Walmart is now offering to stock your fridge for you—even if you’re not home.
The big-box giant is teaming with a smart lock startup called August Home to test a service in which workers would use a temporary door code to deliver groceries straight to your kitchen.
“Think about that—someone else does the shopping for you AND puts it all away,” Walmart vp Sloan Eddleston wrote in a blog post announcing the test. “This may not be for everyone–and certainly not right away–but we want to offer customers the opportunity to participate in tests.”
The deliveries will be monitored by security cameras provided by the startup, and customers will have the option of watching the process in real-time via an app. The couriers—contracted through the startup Deliv—will only let themselves in if no one answers August Home’s smart doorbell, which triggers a smartphone notification when pressed.
The trial is currently limited to a small group of August Home customers in Silicon Valley.

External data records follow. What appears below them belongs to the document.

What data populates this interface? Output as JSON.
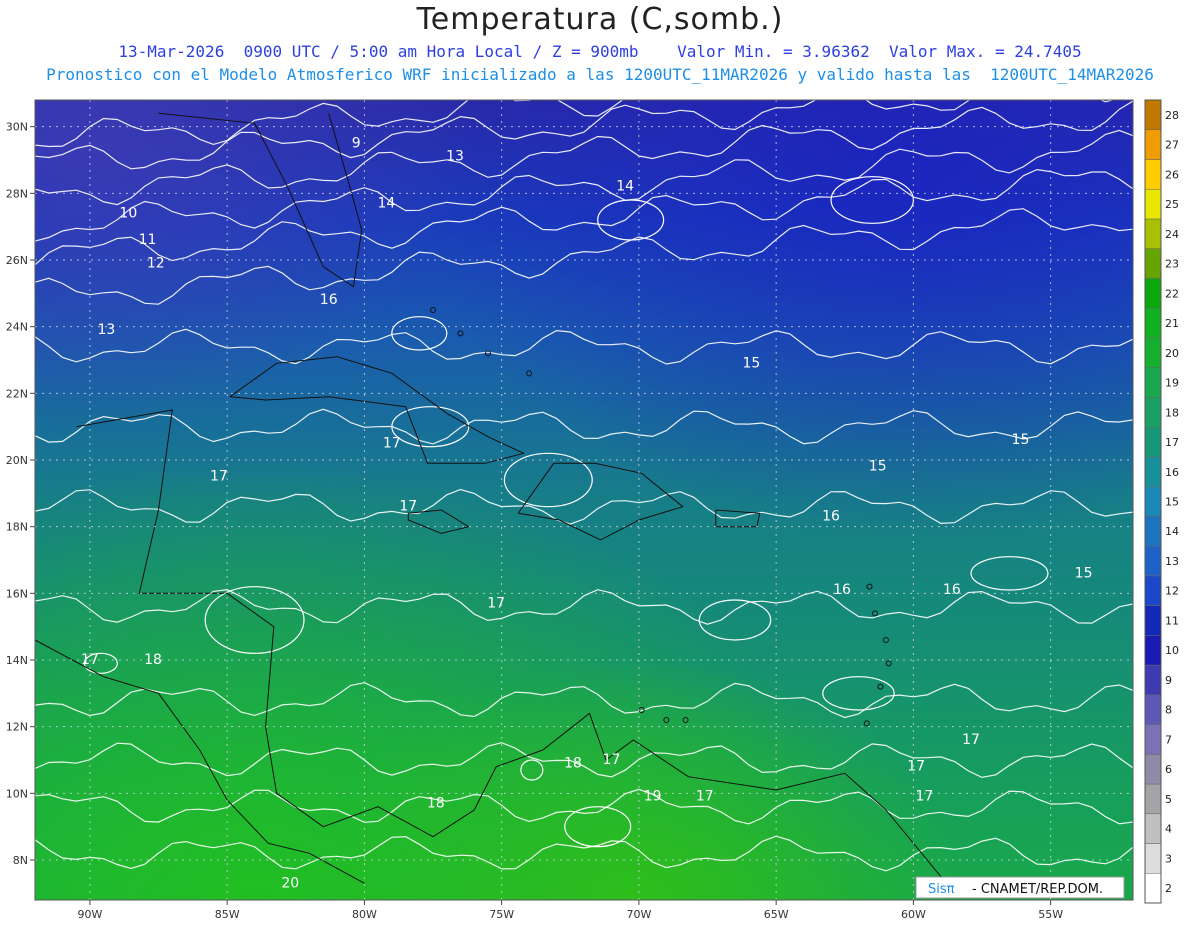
{
  "header": {
    "title": "Temperatura (C,somb.)",
    "line1": "13-Mar-2026  0900 UTC / 5:00 am Hora Local / Z = 900mb    Valor Min. = 3.96362  Valor Max. = 24.7405",
    "line2": "Pronostico con el Modelo Atmosferico WRF inicializado a las 1200UTC_11MAR2026 y valido hasta las  1200UTC_14MAR2026"
  },
  "map": {
    "lon_range": [
      -92,
      -52
    ],
    "lat_range": [
      6.8,
      30.8
    ],
    "lat_ticks": [
      {
        "lat": 30,
        "label": "30N"
      },
      {
        "lat": 28,
        "label": "28N"
      },
      {
        "lat": 26,
        "label": "26N"
      },
      {
        "lat": 24,
        "label": "24N"
      },
      {
        "lat": 22,
        "label": "22N"
      },
      {
        "lat": 20,
        "label": "20N"
      },
      {
        "lat": 18,
        "label": "18N"
      },
      {
        "lat": 16,
        "label": "16N"
      },
      {
        "lat": 14,
        "label": "14N"
      },
      {
        "lat": 12,
        "label": "12N"
      },
      {
        "lat": 10,
        "label": "10N"
      },
      {
        "lat": 8,
        "label": "8N"
      }
    ],
    "lon_ticks": [
      {
        "lon": -90,
        "label": "90W"
      },
      {
        "lon": -85,
        "label": "85W"
      },
      {
        "lon": -80,
        "label": "80W"
      },
      {
        "lon": -75,
        "label": "75W"
      },
      {
        "lon": -70,
        "label": "70W"
      },
      {
        "lon": -65,
        "label": "65W"
      },
      {
        "lon": -60,
        "label": "60W"
      },
      {
        "lon": -55,
        "label": "55W"
      }
    ],
    "contour_labels": [
      {
        "text": "9",
        "lon": -80.3,
        "lat": 29.5
      },
      {
        "text": "13",
        "lon": -76.7,
        "lat": 29.1
      },
      {
        "text": "14",
        "lon": -70.5,
        "lat": 28.2
      },
      {
        "text": "14",
        "lon": -79.2,
        "lat": 27.7
      },
      {
        "text": "10",
        "lon": -88.6,
        "lat": 27.4
      },
      {
        "text": "11",
        "lon": -87.9,
        "lat": 26.6
      },
      {
        "text": "12",
        "lon": -87.6,
        "lat": 25.9
      },
      {
        "text": "16",
        "lon": -81.3,
        "lat": 24.8
      },
      {
        "text": "13",
        "lon": -89.4,
        "lat": 23.9
      },
      {
        "text": "15",
        "lon": -65.9,
        "lat": 22.9
      },
      {
        "text": "17",
        "lon": -79.0,
        "lat": 20.5
      },
      {
        "text": "15",
        "lon": -56.1,
        "lat": 20.6
      },
      {
        "text": "15",
        "lon": -61.3,
        "lat": 19.8
      },
      {
        "text": "17",
        "lon": -85.3,
        "lat": 19.5
      },
      {
        "text": "17",
        "lon": -78.4,
        "lat": 18.6
      },
      {
        "text": "16",
        "lon": -63.0,
        "lat": 18.3
      },
      {
        "text": "15",
        "lon": -53.8,
        "lat": 16.6
      },
      {
        "text": "16",
        "lon": -62.6,
        "lat": 16.1
      },
      {
        "text": "16",
        "lon": -58.6,
        "lat": 16.1
      },
      {
        "text": "17",
        "lon": -75.2,
        "lat": 15.7
      },
      {
        "text": "17",
        "lon": -90.0,
        "lat": 14.0
      },
      {
        "text": "18",
        "lon": -87.7,
        "lat": 14.0
      },
      {
        "text": "18",
        "lon": -72.4,
        "lat": 10.9
      },
      {
        "text": "17",
        "lon": -71.0,
        "lat": 11.0
      },
      {
        "text": "17",
        "lon": -57.9,
        "lat": 11.6
      },
      {
        "text": "17",
        "lon": -59.9,
        "lat": 10.8
      },
      {
        "text": "19",
        "lon": -69.5,
        "lat": 9.9
      },
      {
        "text": "17",
        "lon": -67.6,
        "lat": 9.9
      },
      {
        "text": "17",
        "lon": -59.6,
        "lat": 9.9
      },
      {
        "text": "18",
        "lon": -77.4,
        "lat": 9.7
      },
      {
        "text": "20",
        "lon": -82.7,
        "lat": 7.3
      }
    ]
  },
  "colorbar": {
    "labels": [
      "2",
      "3",
      "4",
      "5",
      "6",
      "7",
      "8",
      "9",
      "10",
      "11",
      "12",
      "13",
      "14",
      "15",
      "16",
      "17",
      "18",
      "19",
      "20",
      "21",
      "22",
      "23",
      "24",
      "25",
      "26",
      "27",
      "28"
    ],
    "colors": [
      "#ffffff",
      "#dcdcdc",
      "#c0c0c0",
      "#a4a4a8",
      "#8e8aa8",
      "#7a72b4",
      "#5e58b6",
      "#3c3cb0",
      "#1a1ab2",
      "#1428b8",
      "#1a48c8",
      "#1e62c6",
      "#1c74be",
      "#1a88b8",
      "#18909a",
      "#169878",
      "#1aa062",
      "#1aa84e",
      "#16b030",
      "#10b020",
      "#0aa80c",
      "#66a400",
      "#a8c000",
      "#e6e600",
      "#ffcc00",
      "#ee9c00",
      "#c07800"
    ]
  },
  "credit": {
    "brand": "Sisπ",
    "org": "- CNAMET/REP.DOM."
  }
}
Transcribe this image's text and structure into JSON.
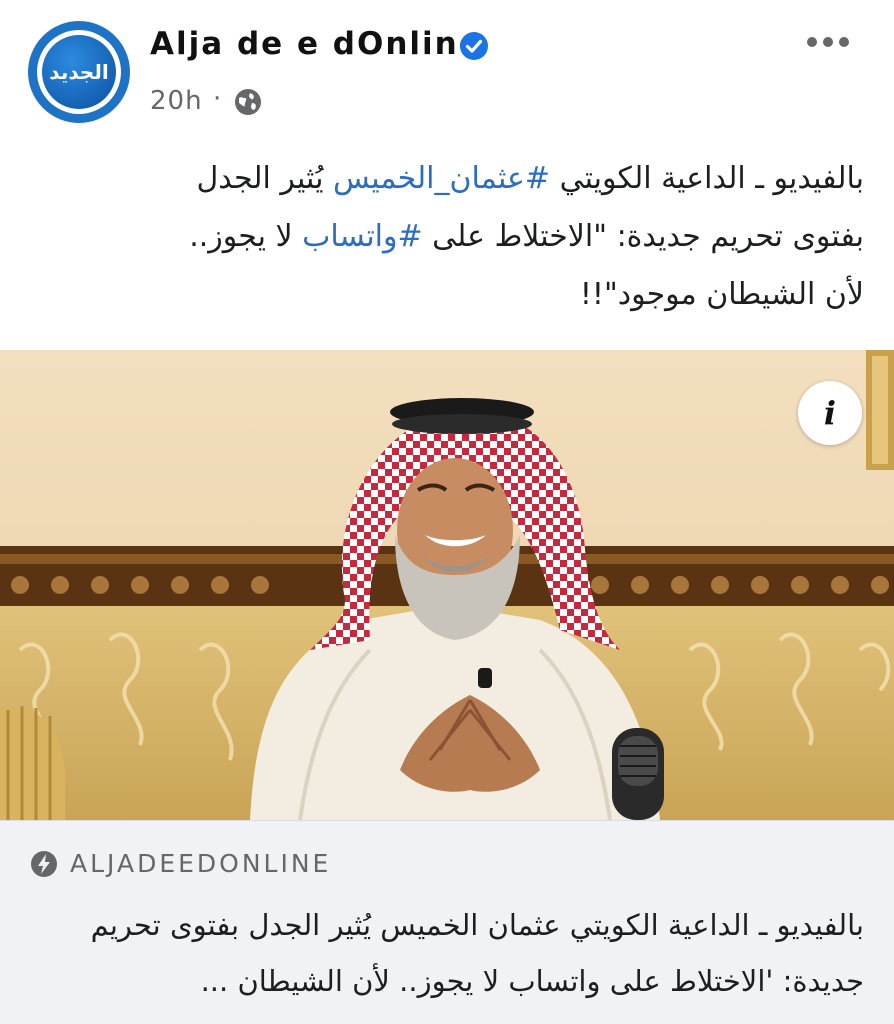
{
  "post": {
    "page_name": "Alja de e dOnline",
    "avatar_text": "الجديد",
    "verified": true,
    "time": "20h",
    "separator": "·",
    "audience_icon": "globe-icon",
    "more_icon": "more-options-icon",
    "text": {
      "line1_pre": "بالفيديو ـ الداعية الكويتي ",
      "hashtag1": "#عثمان_الخميس",
      "line1_post": " يُثير الجدل",
      "line2_pre": "بفتوى تحريم جديدة: \"الاختلاط على ",
      "hashtag2": "#واتساب",
      "line2_post": " لا يجوز..",
      "line3": "لأن الشيطان موجود\"!!"
    }
  },
  "media": {
    "info_label": "i"
  },
  "link_preview": {
    "domain_icon": "bolt-icon",
    "domain": "ALJADEEDONLINE",
    "title": "بالفيديو ـ الداعية الكويتي عثمان الخميس يُثير الجدل بفتوى تحريم جديدة: 'الاختلاط على واتساب لا يجوز.. لأن الشيطان ..."
  },
  "colors": {
    "verified": "#1b74e4",
    "hashtag": "#2b6cc4",
    "meta": "#65676b",
    "preview_bg": "#f0f2f5",
    "avatar_ring": "#1e73c5"
  }
}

Walmart’s been doubling down on sometimes-quirky experiments like these as it looks for new ways to challenge Amazon’s dominance of the online shopping market. The online grocery market has been one of the most cutthroat fronts of that battle, especially since Amazon took over Whole Foods in a blockbuster deal this summer.
Some of its other tests include a service in which its employees drop off online orders on their way home from work, a giant grocery vending machine in the parking lot of some stores, and drive-thru store pick-up. It also announced this week that it will begin accepting food stamps for online grocery orders for the first time.
Despite its vast potential, online grocery still only makes up about one percent of the total market, and surveys show most Americans still aren’t very comfortable with online grocery shopping altogether. So if the idea of delivery people shuffling through people’s kitchens does catch on, it probably won’t be anytime soon.